RZ: You know, I find the atheist very clever in what they do. For example, why do they discount miracles? According to David Hume, because the natural law functions routinely—so why do you look for miracles, an oddity in the midst of natural law? So they did away with the miraculous because they were going with what was normative and what was routine. But then when it came to ethics, they very cleverly switched the terms. If you started talking about an absolute, which was normative, they would interject an exception like, “What happens if you walk into your home and your family member is being assaulted? Are you telling me you will not fight or take a baseball bat or something?” Very fascinating. When it came to natural law in the realm of the sun and the planets, they did not allow for the exceptions. But when it came to ethics, it was the exception that debunked the absolute.

So what do those two reactions have in common? They both want to get rid of God—because if you bring in the miraculous in natural law, you have to accommodate the presence of God. If you take the normative and the absolute in ethics, you have to invoke upon the very person of God. So it is more the atheist that is anti-reason and anti-rational, but the accusation that is made against the Christian is leveraged to their advantage now.

But what about the origin of the universe? Is it repeatable? No.They themselves say this could never happen again. What about the contingencies that it took? Thirty some contingencies the exactitude demanded. The very fact that you and I are here is the process of what even atheists would sometimes say is so awesome that it is tantamount to being something like a miracle. Some of the scientists have used that very word. So what I say to them is, you have already accepted that which is not repeatable. You have already accepted that which is so rare. You have already accepted the fact that when you come to a singularity, you are actually seeing the laws of physics do not apply to all of those origins. Do we really think that the consummation of love between and a man and a woman and the birth of a child is just something that is explainable so naturalistically? Rather than seeing the miracle of birth and the wonder of it, we think just by describing it that we have debunked the notion of the miracle.

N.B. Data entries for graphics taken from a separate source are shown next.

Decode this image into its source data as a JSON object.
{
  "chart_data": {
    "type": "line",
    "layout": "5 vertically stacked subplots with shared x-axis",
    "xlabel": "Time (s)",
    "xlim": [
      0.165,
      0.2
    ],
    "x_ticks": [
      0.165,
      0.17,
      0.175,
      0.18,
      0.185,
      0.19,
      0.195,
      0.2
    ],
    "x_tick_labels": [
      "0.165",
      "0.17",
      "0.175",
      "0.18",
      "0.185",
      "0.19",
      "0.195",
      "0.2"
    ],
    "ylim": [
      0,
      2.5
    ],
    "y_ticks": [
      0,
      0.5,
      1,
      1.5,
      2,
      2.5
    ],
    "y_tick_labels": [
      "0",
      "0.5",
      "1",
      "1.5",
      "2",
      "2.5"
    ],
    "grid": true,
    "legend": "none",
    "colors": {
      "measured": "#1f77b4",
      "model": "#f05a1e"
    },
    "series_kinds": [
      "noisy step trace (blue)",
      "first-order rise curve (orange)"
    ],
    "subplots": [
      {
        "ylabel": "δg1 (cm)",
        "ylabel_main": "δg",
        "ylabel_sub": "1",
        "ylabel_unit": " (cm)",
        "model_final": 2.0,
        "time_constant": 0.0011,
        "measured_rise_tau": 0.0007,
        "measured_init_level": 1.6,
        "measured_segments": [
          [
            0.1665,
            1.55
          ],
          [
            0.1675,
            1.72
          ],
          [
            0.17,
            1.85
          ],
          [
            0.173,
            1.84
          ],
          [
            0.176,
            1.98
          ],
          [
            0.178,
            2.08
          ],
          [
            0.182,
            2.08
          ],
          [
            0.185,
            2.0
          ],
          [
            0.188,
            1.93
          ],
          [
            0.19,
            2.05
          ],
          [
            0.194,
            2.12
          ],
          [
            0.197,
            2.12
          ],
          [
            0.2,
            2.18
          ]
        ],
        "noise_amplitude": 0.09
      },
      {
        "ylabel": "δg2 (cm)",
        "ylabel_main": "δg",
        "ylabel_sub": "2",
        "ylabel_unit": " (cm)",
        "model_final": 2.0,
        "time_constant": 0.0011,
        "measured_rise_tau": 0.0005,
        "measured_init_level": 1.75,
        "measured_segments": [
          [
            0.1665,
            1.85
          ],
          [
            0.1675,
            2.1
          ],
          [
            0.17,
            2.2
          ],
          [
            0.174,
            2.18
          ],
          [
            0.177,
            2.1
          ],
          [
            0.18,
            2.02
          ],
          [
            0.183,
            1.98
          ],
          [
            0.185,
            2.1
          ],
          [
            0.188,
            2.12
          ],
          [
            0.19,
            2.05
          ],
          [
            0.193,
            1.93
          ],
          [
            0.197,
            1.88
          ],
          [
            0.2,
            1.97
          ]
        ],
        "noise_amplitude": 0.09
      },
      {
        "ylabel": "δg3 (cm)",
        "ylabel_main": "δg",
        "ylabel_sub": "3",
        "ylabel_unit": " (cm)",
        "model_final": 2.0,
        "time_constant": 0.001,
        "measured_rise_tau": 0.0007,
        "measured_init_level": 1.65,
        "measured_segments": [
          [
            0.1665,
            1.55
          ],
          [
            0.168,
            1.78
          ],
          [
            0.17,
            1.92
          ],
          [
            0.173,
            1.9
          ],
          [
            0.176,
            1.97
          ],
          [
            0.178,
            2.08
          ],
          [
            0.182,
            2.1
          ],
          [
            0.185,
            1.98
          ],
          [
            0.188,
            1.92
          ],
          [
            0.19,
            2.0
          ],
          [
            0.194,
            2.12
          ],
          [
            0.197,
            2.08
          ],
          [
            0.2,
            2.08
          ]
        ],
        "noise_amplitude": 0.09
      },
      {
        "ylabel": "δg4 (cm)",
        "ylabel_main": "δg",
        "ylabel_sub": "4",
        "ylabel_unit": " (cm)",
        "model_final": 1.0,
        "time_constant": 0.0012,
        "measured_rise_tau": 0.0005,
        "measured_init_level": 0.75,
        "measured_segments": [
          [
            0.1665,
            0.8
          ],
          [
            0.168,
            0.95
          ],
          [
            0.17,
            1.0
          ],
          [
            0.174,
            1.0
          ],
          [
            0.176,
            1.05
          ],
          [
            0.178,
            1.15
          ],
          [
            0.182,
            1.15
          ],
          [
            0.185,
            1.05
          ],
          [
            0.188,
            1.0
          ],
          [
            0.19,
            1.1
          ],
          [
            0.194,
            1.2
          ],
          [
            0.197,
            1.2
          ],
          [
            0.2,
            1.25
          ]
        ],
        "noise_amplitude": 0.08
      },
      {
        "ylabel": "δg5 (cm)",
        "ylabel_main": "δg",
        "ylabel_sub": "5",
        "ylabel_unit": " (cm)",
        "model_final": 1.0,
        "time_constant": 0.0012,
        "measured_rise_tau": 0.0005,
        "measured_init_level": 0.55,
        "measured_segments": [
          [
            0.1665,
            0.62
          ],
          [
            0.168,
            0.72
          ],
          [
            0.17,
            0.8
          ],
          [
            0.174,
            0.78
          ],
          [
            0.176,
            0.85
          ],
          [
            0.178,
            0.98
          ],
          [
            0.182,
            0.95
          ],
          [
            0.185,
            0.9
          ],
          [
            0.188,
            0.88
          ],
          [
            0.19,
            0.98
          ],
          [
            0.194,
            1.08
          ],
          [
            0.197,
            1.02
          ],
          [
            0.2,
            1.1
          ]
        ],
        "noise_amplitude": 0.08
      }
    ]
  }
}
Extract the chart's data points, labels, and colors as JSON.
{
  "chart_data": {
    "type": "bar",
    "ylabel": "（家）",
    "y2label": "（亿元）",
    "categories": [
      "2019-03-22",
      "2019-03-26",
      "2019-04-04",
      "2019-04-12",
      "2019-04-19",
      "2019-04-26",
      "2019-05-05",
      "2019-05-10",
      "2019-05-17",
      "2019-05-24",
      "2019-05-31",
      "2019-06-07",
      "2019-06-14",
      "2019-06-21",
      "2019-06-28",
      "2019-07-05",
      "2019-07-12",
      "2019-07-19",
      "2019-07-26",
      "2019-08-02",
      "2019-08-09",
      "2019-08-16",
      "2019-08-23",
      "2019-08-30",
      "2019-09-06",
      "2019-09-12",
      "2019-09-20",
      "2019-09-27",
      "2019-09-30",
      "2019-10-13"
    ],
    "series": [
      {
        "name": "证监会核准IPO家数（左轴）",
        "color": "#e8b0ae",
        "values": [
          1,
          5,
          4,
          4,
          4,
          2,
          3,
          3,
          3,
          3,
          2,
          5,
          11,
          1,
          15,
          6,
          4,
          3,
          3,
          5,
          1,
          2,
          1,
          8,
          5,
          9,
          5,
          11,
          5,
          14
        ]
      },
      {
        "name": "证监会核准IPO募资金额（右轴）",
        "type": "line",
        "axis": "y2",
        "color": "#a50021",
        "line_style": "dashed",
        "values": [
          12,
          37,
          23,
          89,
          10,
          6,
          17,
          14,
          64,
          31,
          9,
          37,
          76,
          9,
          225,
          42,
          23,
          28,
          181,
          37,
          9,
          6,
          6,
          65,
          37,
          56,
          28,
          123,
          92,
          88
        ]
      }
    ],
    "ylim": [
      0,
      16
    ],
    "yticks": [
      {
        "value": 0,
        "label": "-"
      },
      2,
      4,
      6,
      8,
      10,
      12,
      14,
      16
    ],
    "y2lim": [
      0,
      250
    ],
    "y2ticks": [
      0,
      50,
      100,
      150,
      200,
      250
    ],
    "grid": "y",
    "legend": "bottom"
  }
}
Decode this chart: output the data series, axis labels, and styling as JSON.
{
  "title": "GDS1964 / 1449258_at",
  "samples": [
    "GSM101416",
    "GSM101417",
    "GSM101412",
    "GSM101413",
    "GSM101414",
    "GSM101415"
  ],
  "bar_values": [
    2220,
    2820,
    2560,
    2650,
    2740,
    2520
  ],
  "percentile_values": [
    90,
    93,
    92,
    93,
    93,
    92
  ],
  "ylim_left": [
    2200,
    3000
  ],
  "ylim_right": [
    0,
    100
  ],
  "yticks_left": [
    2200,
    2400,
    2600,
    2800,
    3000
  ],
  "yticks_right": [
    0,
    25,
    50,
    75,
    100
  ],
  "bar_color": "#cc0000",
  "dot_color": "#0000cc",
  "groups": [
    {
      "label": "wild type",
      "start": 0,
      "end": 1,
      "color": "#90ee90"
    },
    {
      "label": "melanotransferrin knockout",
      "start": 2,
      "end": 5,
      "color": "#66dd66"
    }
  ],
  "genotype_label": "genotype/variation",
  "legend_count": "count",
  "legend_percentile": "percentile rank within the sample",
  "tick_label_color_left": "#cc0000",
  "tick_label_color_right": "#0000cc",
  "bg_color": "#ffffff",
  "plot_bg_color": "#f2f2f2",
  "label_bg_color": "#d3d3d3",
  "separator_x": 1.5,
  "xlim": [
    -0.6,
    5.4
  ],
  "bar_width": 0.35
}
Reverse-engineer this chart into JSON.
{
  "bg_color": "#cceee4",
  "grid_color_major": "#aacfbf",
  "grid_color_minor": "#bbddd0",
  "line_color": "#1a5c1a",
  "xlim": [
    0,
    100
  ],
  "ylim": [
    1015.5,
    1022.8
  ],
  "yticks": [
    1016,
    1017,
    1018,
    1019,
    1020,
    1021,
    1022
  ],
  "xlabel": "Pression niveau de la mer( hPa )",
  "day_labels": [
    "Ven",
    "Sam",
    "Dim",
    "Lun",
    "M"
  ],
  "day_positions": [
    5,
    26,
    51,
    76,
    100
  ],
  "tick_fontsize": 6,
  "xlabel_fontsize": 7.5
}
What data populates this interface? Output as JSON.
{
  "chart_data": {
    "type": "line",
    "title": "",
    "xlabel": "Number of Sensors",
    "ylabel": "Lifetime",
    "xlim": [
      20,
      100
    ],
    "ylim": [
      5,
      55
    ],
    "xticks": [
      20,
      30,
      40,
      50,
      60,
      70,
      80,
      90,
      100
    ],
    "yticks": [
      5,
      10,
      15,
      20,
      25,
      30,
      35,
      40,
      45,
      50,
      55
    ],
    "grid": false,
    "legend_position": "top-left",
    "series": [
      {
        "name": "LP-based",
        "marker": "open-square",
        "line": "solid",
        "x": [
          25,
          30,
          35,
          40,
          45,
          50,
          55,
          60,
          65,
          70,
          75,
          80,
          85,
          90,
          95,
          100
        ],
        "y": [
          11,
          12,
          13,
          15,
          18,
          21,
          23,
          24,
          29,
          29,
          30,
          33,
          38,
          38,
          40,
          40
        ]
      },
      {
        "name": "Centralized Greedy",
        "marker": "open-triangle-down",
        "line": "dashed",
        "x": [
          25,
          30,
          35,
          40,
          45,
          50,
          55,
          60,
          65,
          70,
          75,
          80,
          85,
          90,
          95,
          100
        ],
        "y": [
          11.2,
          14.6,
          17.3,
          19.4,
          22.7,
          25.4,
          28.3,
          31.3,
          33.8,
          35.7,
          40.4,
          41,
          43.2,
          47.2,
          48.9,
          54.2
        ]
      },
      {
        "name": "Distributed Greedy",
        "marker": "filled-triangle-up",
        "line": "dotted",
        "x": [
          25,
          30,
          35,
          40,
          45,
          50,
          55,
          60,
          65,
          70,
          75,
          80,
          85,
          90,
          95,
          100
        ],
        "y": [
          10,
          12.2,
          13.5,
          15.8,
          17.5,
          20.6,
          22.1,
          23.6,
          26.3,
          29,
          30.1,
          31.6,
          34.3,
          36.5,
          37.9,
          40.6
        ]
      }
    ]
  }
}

So when we talk about walking on water and the miraculous, we are talking about a theistic framework. When you are able to defend the existence of God, you also talk about the intervention of God in history and the intervention of God in the process of a natural law. To me, the very fact of natural law is a miraculous expression of God to sustain life. You remember when we had the two astronauts visiting us here at the office. They talked about looking through the windows of space as they were orbiting the earth and seeing something so unique about this planet and its particularity. I think we live with the miraculous every day.

Now the atheist is unfortunately partially correct when he or she attacks the Christian faith and we make no proper defense of it. So I think the defense of the existence of God, the defense of the very person of Jesus Christ, and the defense of the miraculous can be done and ought to be done.